Let $\frac1{\tan\alpha}=b$, then $\frac1{\sin\alpha}=\sqrt{b^2+1}$.

The equation becomes:

• $a=\sqrt{b^2+1}\sin(\alpha-x)$
• $\sin(\alpha-x)=\dfrac{a}{\sqrt{b^2+1}}$

Answer 2

Another way to solve these equations is by applying Euler's formula.

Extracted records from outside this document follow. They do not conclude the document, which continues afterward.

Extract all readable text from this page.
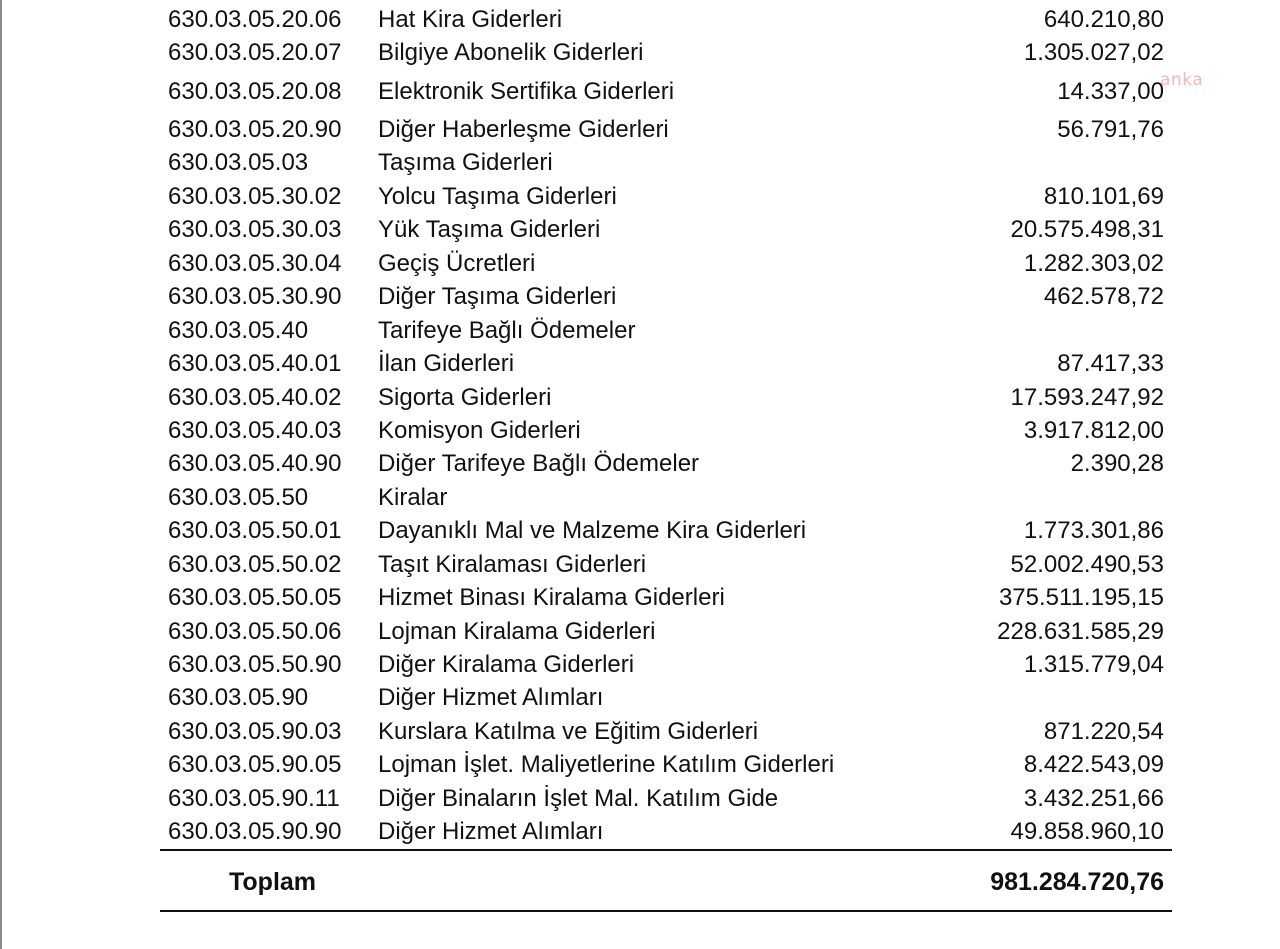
anka
630.03.05.20.06 Hat Kira Giderleri	640.210,80
630.03.05.20.07 Bilgiye Abonelik Giderleri	1.305.027,02
630.03.05.20.08 Elektronik Sertifika Giderleri	14.337,00
630.03.05.20.90 Diğer Haberleşme Giderleri	56.791,76
630.03.05.03	Taşıma Giderleri
630.03.05.30.02 Yolcu Taşıma Giderleri	810.101,69
630.03.05.30.03 Yük Taşıma Giderleri	20.575.498,31
630.03.05.30.04 Geçiş Ücretleri	1.282.303,02
630.03.05.30.90 Diğer Taşıma Giderleri	462.578,72
630.03.05.40	Tarifeye Bağlı Ödemeler
630.03.05.40.01 İlan Giderleri	87.417,33
630.03.05.40.02 Sigorta Giderleri	17.593.247,92
630.03.05.40.03 Komisyon Giderleri	3.917.812,00
630.03.05.40.90 Diğer Tarifeye Bağlı Ödemeler	2.390,28
630.03.05.50	Kiralar
630.03.05.50.01 Dayanıklı Mal ve Malzeme Kira Giderleri	1.773.301,86
630.03.05.50.02 Taşıt Kiralaması Giderleri	52.002.490,53
630.03.05.50.05 Hizmet Binası Kiralama Giderleri	375.511.195,15
630.03.05.50.06 Lojman Kiralama Giderleri	228.631.585,29
630.03.05.50.90 Diğer Kiralama Giderleri	1.315.779,04
630.03.05.90	Diğer Hizmet Alımları
630.03.05.90.03 Kurslara Katılma ve Eğitim Giderleri	871.220,54
630.03.05.90.05 Lojman İşlet. Maliyetlerine Katılım Giderleri	8.422.543,09
630.03.05.90.11 Diğer Binaların İşlet Mal. Katılım Gide	3.432.251,66
630.03.05.90.90 Diğer Hizmet Alımları	49.858.960,10
Toplam	981.284.720,76
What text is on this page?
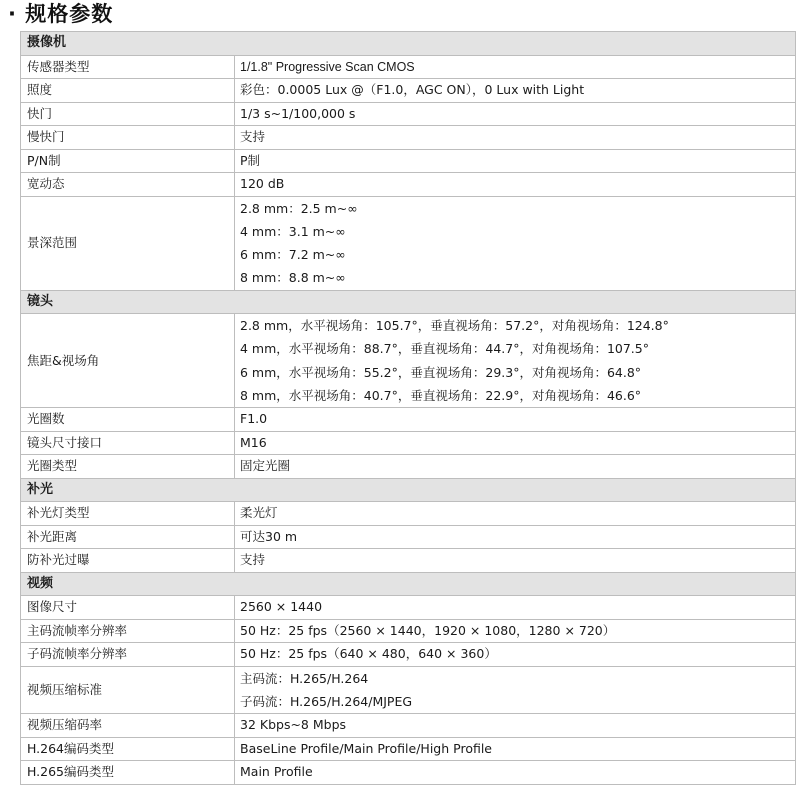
· 规格参数
摄像机	
传感器类型	1/1.8" Progressive Scan CMOS
照度	彩色：0.0005 Lux @（F1.0，AGC ON），0 Lux with Light
快门	1/3 s~1/100,000 s
慢快门	支持
P/N制	P制
宽动态	120 dB
景深范围	2.8 mm：2.5 m~∞
4 mm：3.1 m~∞
6 mm：7.2 m~∞
8 mm：8.8 m~∞

镜头	
焦距&视场角	2.8 mm，水平视场角：105.7°，垂直视场角：57.2°，对角视场角：124.8°
4 mm，水平视场角：88.7°，垂直视场角：44.7°，对角视场角：107.5°
6 mm，水平视场角：55.2°，垂直视场角：29.3°，对角视场角：64.8°
8 mm，水平视场角：40.7°，垂直视场角：22.9°，对角视场角：46.6°

光圈数	F1.0
镜头尺寸接口	M16
光圈类型	固定光圈
补光	
补光灯类型	柔光灯
补光距离	可达30 m
防补光过曝	支持
视频	
图像尺寸	2560 × 1440
主码流帧率分辨率	50 Hz：25 fps（2560 × 1440，1920 × 1080，1280 × 720）
子码流帧率分辨率	50 Hz：25 fps（640 × 480，640 × 360）
视频压缩标准	主码流：H.265/H.264
子码流：H.265/H.264/MJPEG

视频压缩码率	32 Kbps~8 Mbps
H.264编码类型	BaseLine Profile/Main Profile/High Profile
H.265编码类型	Main Profile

$$a=\frac{e^{ix}+e^{-ix}}{2}+b\frac{e^{ix}-e^{-ix}}{2i}$$

Now substitute $u=e^{ix}$.

$$a=\frac{u+\frac{1}{u}}{2}+b\frac{u-\frac{1}{u}}{2i}$$

Solve the resulting 2nd order polynomial to get $u_{1/2}$. Plug these values back into the substitution equation $u_{1/2}=e^{ix_{1/2}}$

Answer 3

Another way to solve this to use $x=y+z$ and expand the trig into

$$ a = \cos(y) \left( \cos(z) - b \sin(z) \right) - \sin(y) \left( b \cos(z) + \sin(z) \right) $$

Solve $\cos(z) - b \sin(z)=0$ with $z =\tan^{-1}(\frac{1}{b})$ and simplify the above into $$ a = - \sin(y) \left( b \cos(z) + \sin(z) \right) = - \sqrt{1+b^2} \sin(y)$$

This has a solution of $y = -\sin^{-1} \left(\frac{a}{\sqrt{1+b^2}}\right)$.

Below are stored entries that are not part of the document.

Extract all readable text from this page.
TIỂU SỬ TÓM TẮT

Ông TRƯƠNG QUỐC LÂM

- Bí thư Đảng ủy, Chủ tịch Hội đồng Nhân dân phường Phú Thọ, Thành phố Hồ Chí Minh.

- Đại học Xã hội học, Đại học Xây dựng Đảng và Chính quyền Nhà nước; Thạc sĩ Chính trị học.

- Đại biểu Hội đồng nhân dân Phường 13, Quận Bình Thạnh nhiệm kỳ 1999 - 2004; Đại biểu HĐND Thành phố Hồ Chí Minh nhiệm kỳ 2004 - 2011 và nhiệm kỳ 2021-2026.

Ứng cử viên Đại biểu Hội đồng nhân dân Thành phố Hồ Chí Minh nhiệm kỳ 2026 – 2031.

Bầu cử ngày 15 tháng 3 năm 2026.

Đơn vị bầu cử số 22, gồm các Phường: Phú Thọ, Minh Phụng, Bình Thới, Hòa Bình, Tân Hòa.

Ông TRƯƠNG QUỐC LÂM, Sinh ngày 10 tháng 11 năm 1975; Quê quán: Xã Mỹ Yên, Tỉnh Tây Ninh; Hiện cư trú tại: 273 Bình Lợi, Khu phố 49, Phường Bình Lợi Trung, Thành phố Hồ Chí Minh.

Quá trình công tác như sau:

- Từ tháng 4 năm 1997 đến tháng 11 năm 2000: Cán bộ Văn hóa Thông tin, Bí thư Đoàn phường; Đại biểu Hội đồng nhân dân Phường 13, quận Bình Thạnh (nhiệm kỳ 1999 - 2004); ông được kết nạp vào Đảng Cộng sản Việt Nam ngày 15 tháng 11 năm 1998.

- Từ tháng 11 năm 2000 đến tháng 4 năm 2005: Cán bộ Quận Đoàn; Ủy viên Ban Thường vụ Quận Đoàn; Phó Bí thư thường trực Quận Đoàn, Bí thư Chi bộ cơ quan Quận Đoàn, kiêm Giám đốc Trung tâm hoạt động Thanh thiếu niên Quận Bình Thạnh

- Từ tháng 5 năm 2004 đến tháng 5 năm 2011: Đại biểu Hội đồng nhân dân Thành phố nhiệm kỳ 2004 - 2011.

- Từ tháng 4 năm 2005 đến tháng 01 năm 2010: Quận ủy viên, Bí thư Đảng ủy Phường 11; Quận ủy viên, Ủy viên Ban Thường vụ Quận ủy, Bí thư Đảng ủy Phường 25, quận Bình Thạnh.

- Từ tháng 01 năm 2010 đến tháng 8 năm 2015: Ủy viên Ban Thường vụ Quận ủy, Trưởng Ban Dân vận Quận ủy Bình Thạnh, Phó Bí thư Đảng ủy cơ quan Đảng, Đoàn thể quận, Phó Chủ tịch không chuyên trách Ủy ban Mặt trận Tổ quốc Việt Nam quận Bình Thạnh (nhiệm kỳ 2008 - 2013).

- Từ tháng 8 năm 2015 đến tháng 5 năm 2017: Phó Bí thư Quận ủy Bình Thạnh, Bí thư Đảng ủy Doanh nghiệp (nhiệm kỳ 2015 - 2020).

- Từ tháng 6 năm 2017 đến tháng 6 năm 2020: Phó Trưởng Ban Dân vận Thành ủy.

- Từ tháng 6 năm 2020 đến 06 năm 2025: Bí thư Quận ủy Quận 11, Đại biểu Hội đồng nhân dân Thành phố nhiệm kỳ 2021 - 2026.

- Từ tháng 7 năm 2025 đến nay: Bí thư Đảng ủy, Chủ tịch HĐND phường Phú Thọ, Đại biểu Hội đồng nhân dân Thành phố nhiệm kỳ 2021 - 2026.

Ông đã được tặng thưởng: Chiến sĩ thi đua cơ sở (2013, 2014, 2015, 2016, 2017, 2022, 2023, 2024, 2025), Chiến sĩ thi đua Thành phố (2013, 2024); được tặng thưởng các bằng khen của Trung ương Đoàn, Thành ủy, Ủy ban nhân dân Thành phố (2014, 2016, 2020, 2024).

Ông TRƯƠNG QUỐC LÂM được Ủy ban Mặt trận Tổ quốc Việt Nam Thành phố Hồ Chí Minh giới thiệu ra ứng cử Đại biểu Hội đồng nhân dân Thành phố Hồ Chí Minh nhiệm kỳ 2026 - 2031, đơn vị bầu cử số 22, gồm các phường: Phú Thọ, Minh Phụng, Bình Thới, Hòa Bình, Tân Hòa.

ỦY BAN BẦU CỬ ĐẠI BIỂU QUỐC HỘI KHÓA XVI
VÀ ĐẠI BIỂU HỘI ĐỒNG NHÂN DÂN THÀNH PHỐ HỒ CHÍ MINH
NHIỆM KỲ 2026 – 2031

Altogether the solution is

$$\boxed{ x = \tan^{-1} \left( \frac{1}{b} \right) - \sin^{-1} \left( \frac{a}{\sqrt{1+b^2}} \right) }$$

Answer 4

Looking at the equation $a = \cos x - b\sin x$, I see that it's similar in form to the sum-to product identities e.g. $\cos(A+B)=\cos A\cos B-\sin A \sin B$. With that in mind, I multiply both sides by a constant $C$ to get $a C = C \cos x-bC \sin x$ and I look for an angle $A$ such that $C=\cos A$, $bC=\sin A$.

But these imply $b=\tan A\implies A=\tan^{-1}b\implies C=\cos \tan^{-1}b=(1+b^2)^{-1/2}$. Therefore $$aC=C\cos x-b C\sin x=\cos A\cos x-\sin A\sin x=\cos(A+x),$$ which implies $$x=\cos^{-1}(aC)-A = \cos^{-1}\left(\frac{a}{\sqrt{1+b^2}}\right)-\tan^{-1}b.$$